The example offered here represents the pinnacle of the model's development, featuring the five-speed ZF gearbox, disc brakes all round, twin-plug ignition, air conditioning and Lucas mechanical fuel injection, hence the name change to '3500GTI', the first time the now common 'GTI' appellation had ever been used. Chassis number '2850' is one of the last 3500GTIs built and one of only around 100 right-hand drive cars from a total production of a round 2,000. It is of particular significance to UK Maserati enthusiasts, having been owned for the last 37 years by Bill McGrath.
A non-runner when Bill McGrath's wife discovered it in a builder's yard in 1973, '2850' was purchased for £500 and Bill then set about restoring it. During this process he realised that there was very little known about these Maseratis and very few parts available. Having nursed the car back to health, Bill started to gain a reputation within the nascent Maserati Club as someone who could make these cars work properly. In 1977 he gave up his job running an 'everyday' garage and became a full time Maserati specialist.
The 3500GTI was used as daily transport by Bill and his wife - taking the children to school, carrying hay bales for their horses - but as Bill became busier with other Maseratis so his time to look after his own car diminished and in 1986 it was taken off the road. Bill's company grew, restoring many significant Maseratis over the years as well as supporting owners with servicing and parts. Bill promised himself that one day he would restore his own car again but it was only when he finally retired in 2004 that it actually happened. Together with the team that now runs 'Bill McGrath Maserati', Bill restored his car and was able to use it once again, though only some 1,000-or-so miles have been covered since the engine was rebuilt seven years ago. Sadly, Bill McGrath died in December 2009.
Sold here on behalf of his family, this 3500GTI was the first and the last Maserati restored by Bill McGrath, a name that will be forever linked with the great Italian marque. '2850' is offered with MoT to November 2011 and Swansea V5 registration document. Additional dashboard gauges for fuel pressure and vacuum are the only notified deviations from factory specification, while slow synchromesh into 4th gear is understood to be the only fault.

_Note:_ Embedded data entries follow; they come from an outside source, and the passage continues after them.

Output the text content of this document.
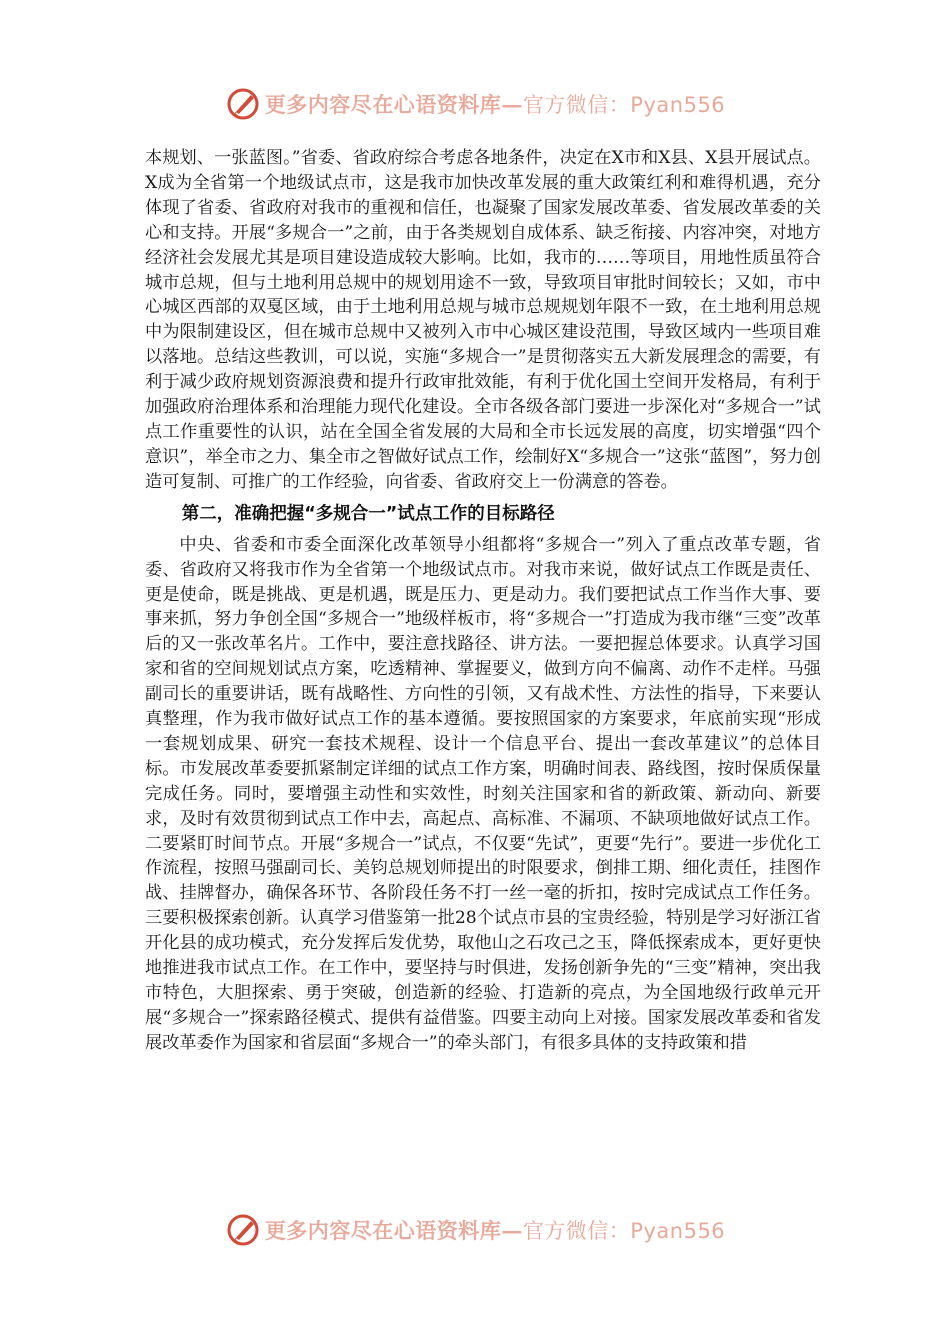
更多内容尽在心语资料库—官方微信：Pyan556

本规划、一张蓝图。”省委、省政府综合考虑各地条件，决定在X市和X县、X县开展试点。X成为全省第一个地级试点市，这是我市加快改革发展的重大政策红利和难得机遇，充分体现了省委、省政府对我市的重视和信任，也凝聚了国家发展改革委、省发展改革委的关心和支持。开展“多规合一”之前，由于各类规划自成体系、缺乏衔接、内容冲突，对地方经济社会发展尤其是项目建设造成较大影响。比如，我市的……等项目，用地性质虽符合城市总规，但与土地利用总规中的规划用途不一致，导致项目审批时间较长；又如，市中心城区西部的双戛区域，由于土地利用总规与城市总规规划年限不一致，在土地利用总规中为限制建设区，但在城市总规中又被列入市中心城区建设范围，导致区域内一些项目难以落地。总结这些教训，可以说，实施“多规合一”是贯彻落实五大新发展理念的需要，有利于减少政府规划资源浪费和提升行政审批效能，有利于优化国土空间开发格局，有利于加强政府治理体系和治理能力现代化建设。全市各级各部门要进一步深化对“多规合一”试点工作重要性的认识，站在全国全省发展的大局和全市长远发展的高度，切实增强“四个意识”，举全市之力、集全市之智做好试点工作，绘制好X“多规合一”这张“蓝图”，努力创造可复制、可推广的工作经验，向省委、省政府交上一份满意的答卷。

第二，准确把握“多规合一”试点工作的目标路径

中央、省委和市委全面深化改革领导小组都将“多规合一”列入了重点改革专题，省委、省政府又将我市作为全省第一个地级试点市。对我市来说，做好试点工作既是责任、更是使命，既是挑战、更是机遇，既是压力、更是动力。我们要把试点工作当作大事、要事来抓，努力争创全国“多规合一”地级样板市，将“多规合一”打造成为我市继“三变”改革后的又一张改革名片。工作中，要注意找路径、讲方法。一要把握总体要求。认真学习国家和省的空间规划试点方案，吃透精神、掌握要义，做到方向不偏离、动作不走样。马强副司长的重要讲话，既有战略性、方向性的引领，又有战术性、方法性的指导，下来要认真整理，作为我市做好试点工作的基本遵循。要按照国家的方案要求，年底前实现“形成一套规划成果、研究一套技术规程、设计一个信息平台、提出一套改革建议”的总体目标。市发展改革委要抓紧制定详细的试点工作方案，明确时间表、路线图，按时保质保量完成任务。同时，要增强主动性和实效性，时刻关注国家和省的新政策、新动向、新要求，及时有效贯彻到试点工作中去，高起点、高标准、不漏项、不缺项地做好试点工作。二要紧盯时间节点。开展“多规合一”试点，不仅要“先试”，更要“先行”。要进一步优化工作流程，按照马强副司长、美钧总规划师提出的时限要求，倒排工期、细化责任，挂图作战、挂牌督办，确保各环节、各阶段任务不打一丝一毫的折扣，按时完成试点工作任务。三要积极探索创新。认真学习借鉴第一批28个试点市县的宝贵经验，特别是学习好浙江省开化县的成功模式，充分发挥后发优势，取他山之石攻己之玉，降低探索成本，更好更快地推进我市试点工作。在工作中，要坚持与时俱进，发扬创新争先的“三变”精神，突出我市特色，大胆探索、勇于突破，创造新的经验、打造新的亮点，为全国地级行政单元开展“多规合一”探索路径模式、提供有益借鉴。四要主动向上对接。国家发展改革委和省发展改革委作为国家和省层面“多规合一”的牵头部门，有很多具体的支持政策和措

更多内容尽在心语资料库—官方微信：Pyan556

Formerly the property of the late Bill McGrath, 1964 Maserati 3500GTI Coupé Coachwork by Touring, of Milan. Photo: Bonhams

Sale highlights also include a 2000 Ferrari 550 GTZ (price on application); a 1964 AC Cobra (estimate £250,000 – 300,000); a 1955 Mercedes 300 Gullwing (estimate £350,000 – 400,000); a 1937 SS100 Jaguar 2 ½ Litre Roadster (estimate £210,000 – 230,000); and a 1967 Aston Martin DB6 MK1 Volante Convertible (estimate £200,000 – 300,000).